If you have enterprise responsibility for your content marketing, you know well the time, and the expense, to take a great piece of content to a global and fragmented audience is daunting. You create an e-book on, say, marketing automation and it's months later that it sees the light in the Philippines or China, for example.
Here comes Cloudwords to the rescue. Cloudwords was founded five years ago by Scott Yancey (now the CEO), a former Salesforce and a neuroscientist by training, to cut those workflows down to size. With funding from Marc Benioff and others, and a recognizable list of big brand use cases, Yancey is off and running to be the next big deal in content marketing by tackling the enormous time suck of translation services.
I caught up with Scott a while back after having been introduced by Jeff Hayzlett. "Tom Friedman predicted eleven years ago that the world was getting flatter. But getting your content distributed is still stuck in the stone ages," notes Yancey.

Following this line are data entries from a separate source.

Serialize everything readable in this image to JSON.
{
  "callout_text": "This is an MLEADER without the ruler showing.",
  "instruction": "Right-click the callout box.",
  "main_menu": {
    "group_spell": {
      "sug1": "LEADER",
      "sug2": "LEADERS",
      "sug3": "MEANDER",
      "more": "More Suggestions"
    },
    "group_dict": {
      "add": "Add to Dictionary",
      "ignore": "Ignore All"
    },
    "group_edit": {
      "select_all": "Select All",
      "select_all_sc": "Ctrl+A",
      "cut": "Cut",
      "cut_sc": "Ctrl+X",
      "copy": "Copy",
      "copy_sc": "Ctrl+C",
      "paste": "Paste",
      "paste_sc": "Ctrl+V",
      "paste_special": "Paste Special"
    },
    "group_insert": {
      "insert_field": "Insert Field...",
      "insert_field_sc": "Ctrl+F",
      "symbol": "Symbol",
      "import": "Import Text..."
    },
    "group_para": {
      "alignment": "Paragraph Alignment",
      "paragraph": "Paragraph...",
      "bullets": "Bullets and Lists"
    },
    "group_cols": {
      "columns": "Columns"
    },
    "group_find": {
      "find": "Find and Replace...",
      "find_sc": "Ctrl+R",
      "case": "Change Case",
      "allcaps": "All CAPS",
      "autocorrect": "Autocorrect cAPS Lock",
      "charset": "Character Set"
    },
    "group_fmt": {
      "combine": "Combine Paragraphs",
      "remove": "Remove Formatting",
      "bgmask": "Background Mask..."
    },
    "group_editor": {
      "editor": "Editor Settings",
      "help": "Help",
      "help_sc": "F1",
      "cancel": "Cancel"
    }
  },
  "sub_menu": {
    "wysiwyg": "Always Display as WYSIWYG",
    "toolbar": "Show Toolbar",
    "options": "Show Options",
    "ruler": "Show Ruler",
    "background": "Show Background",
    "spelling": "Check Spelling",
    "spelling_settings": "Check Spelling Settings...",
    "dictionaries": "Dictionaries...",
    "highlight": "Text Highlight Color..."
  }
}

Cloudwords is not a translation service per se; in fact, Yancey believes that human intervention is still required for valid communication, but Cloudwords works with your existing translation bot. It also attacks the workflows with its SAAS-based solution so that you can tie all your processes together in one platform. It is so effective at reducing time and cost that one client, Hach, of the Danaher companies, when they connected Cloudwords to Marketo, took their campaigns in 26 languages and was able to create 61% more global campaigns in half the time and resources.
How big is this market? Yancey estimates the entire translation-dependent content marketing market at $37B; Microsoft alone spends $100M on translation services. This represents an enormous opportunity, but unfortunately for Yancey, he's pretty much out there alone at the moment. His biggest problem is awareness of the solution.
"There's no Gartner magic quadrant for translation management," says Yancey, who remains focused on his product but ambitious. "I don't see why we can't be the next big great SAAS company - I think we could be a stand-alone public company that dominates the space."